In a robust, healthy relationship, sharing is necessary. Sharing microorganisms, though, might be going too far.
However, that notion is not as absurd as it may seem. No matter how clean you are, your feet are full with bacteria and fungi. The best conditions for spreading your foot microbiome to your loved ones are created by taking a shower and then strolling barefoot on the bathroom floor.
Although the gut microbiome may be familiar to you, a "microbiome" is actually a collection of germs (fungus, bacteria, and viruses). Your foot microbiome may also contain hazardous germs, such as the fungus that causes athlete's foot, in addition to typical, healthy bacteria. Even when your feet are clean, they still contain some typical contaminants.
Microbiomes are typically not harmful. On the bottom of the foot, however, a dangerous bacterial infection can occasionally develop. Some infections are manageable at home, but others may be serious enough to require hospitalization.
The skin microbiomes of these cohabiting couples showed significant commonalities, according to the study.
However, it wasn't skin-to-skin contact that was important, but rather interaction with the same household surfaces. Because we all occasionally walk barefoot in our restrooms, the foot microbiomes of the couples shared the greatest similarity.
Roommates and family members sharing a home (and bathroom) will also have similar foot microbiomes because bacteria transfer occurs via surfaces!
This is another reason to wear flip-flops or shower shoes whenever using public restrooms or changing rooms. It's acceptable to spread bacteria among loved ones, but you don't want to bring in fungus.
Bacterial Infection: Symptoms on the Foot
The symptoms of bacterial skin infections on the feet are usually similar. While many bacterial infections can be treated over-the-counter, many fungal infections can be treated with over-the-counter medications.

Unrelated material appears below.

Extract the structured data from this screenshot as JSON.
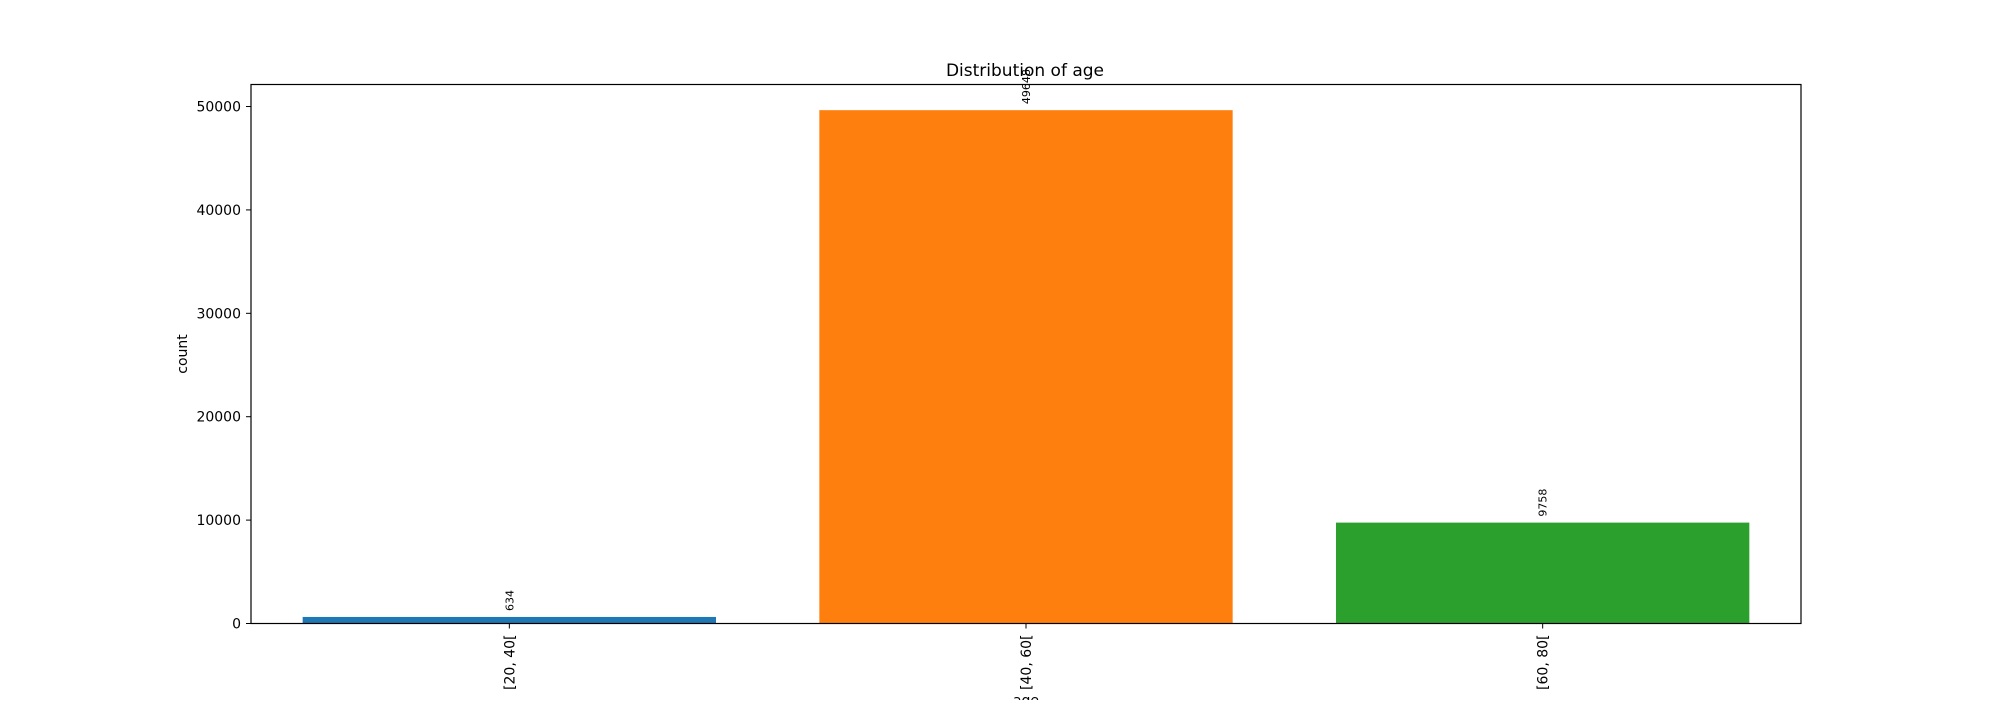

Contact your healthcare professional if you notice any of the following infection symptoms that are not relieved by over-the-counter remedies:
- An enlarged foot or feet
- The foot or feet are an unusual color (red streaks or white patches)
- Discolored toenails
- The foot is oozing fluid or pus.
Your immune system normally does a fantastic job of protecting you from sickness, despite the fact that your feet are continually exposed to pathogens. However, occasionally you are more susceptible to infection if:
- You have a puncture wound that has caused a break in your skin.
- Your immune system is weakened or compromised.
- The microbes are especially aggressive.
Which infection types can get on your feet?
Infections with fungi
Fungi are powerful organisms that benefit from skin contact. Even while you could have been first exposed to it in a spa, pool, or gym, you can simply spread it by walking barefoot inside your home.
Fungus thrives best on human feet. Fungi prefer damp, dark areas, which makes the area between your toes and under your toenails very appealing.
Fungus under the nails or between the toes affects one in ten younger people, but it can affect up to 50% of persons over the age of 70.
Onychomycosis, which affects the toenails, is famously difficult to cure but is not thought to be life-threatening.
Tinea Pedis, a fungus that causes athlete's foot, is very contagious and highly widespread. The fungus will start to spread if the germs that causes athlete's foot come into touch with your bare feet. Athlete's foot can be acquired by the use of a towel, shoes, socks, or clothing that has been used by someone who has the condition.
Since the fungus is invisible, it is best to presume that it is present on any surface in a locker room or on a damp floor in a public area. Shower shoes are preferable for entering public spaces.
Additionally, athlete's foot can spread to any part of your body. You face the risk of spreading the fungus if you touch the infected area with your hand and then touch your mouth or another part of your body.
Itching between the toes, a red rash, and blisters are the typical symptoms of athlete's foot. Commercial preparations can frequently be used successfully if you are persistent. Topical antibiotics and antifungal medications like antifungal cream or spray are available as treatment alternatives. But if the condition is severe enough, a doctor will need to remove the fungus.
Bacterial foot infections
Skin infections caused by bacteria (usually Staphylococcus aureus) are much less frequent than those caused by fungi. However, they should be continuously monitored because cellulitis can become quite serious and infect the entire body. Watch out for enlarged lymph nodes!
Even something as simple as an ingrown toenail can cause a rupture in the skin's outer layer, which is how infections typically start. Eczema, foot wounds, abrasions, and severe sunburns can all cause skin cracks that allow bacteria to enter.
A bacterial illness can affect anyone, but there are some risk factors that make you more susceptible.
In order to prevent the development of bacteria and complications of foot diseases, experts recommend wearing DrLuigi medical footwear. It is not recommended to share shoes, neither with your partner nor with family members.